Because most lung tumors, especially those that are benign, do not pose any health complications, they are often not diagnosed promptly. As part of your routine annual health examination, the use of x-ray technology should be a standard practice. With chest x-ray, many physicians can initiate to assess the early indications of mass or tumor development. Once found, the employ of PET scan can further assess the complication without the need for a variety of other diagnostic screenings.

If, however, you suffer from a lung complication known as mesothelioma, the PET scan may not even diagnose this complication accurately as either benign or malignant. Using a process known as FDG uptake as part the PET scan, your physician can make a more definitive diagnosis of cancer, when appropriate.
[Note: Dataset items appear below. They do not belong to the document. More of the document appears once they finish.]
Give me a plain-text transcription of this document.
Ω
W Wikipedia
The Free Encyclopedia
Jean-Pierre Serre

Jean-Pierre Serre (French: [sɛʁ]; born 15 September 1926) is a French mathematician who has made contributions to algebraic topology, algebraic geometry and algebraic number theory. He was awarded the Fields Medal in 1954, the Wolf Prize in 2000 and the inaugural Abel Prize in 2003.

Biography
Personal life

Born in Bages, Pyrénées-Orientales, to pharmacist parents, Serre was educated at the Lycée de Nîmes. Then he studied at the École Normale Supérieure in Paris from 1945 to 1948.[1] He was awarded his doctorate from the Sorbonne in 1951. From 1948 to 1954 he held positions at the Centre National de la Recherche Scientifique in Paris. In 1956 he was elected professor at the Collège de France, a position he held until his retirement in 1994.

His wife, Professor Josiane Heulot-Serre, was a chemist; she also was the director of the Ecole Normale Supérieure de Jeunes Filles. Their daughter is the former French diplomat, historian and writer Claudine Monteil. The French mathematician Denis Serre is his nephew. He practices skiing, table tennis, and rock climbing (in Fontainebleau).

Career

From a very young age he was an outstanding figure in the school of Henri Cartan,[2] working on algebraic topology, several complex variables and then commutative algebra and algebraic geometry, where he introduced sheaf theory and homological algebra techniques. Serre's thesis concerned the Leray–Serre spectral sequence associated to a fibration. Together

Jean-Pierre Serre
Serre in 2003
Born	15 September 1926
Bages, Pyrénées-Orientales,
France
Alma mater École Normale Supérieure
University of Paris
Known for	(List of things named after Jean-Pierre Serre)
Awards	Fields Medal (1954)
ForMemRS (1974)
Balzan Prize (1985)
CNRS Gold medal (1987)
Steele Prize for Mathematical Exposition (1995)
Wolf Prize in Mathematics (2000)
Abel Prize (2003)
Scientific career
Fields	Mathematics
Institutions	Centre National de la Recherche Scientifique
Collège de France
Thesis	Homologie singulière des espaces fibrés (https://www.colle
The accuracy of PET scans in differentiating malignant complications from benign complications, in the lungs, is as high as 92 percent. As a costly map, however, many patients are not offered this type of diagnostic screening as a first line of diagnosis. If you are experiencing complications involving a lung mass or tumor, ask your physician to conduct PET scan testing to speed the process by which diagnosis is confirmed. In doing so, you may save many hours and dollars spent in other health care settings, undergoing unnecessary tests for lung cancer. The key, then, will be to determine what type of PET scan is needed and if the FDG uptake should be assessed.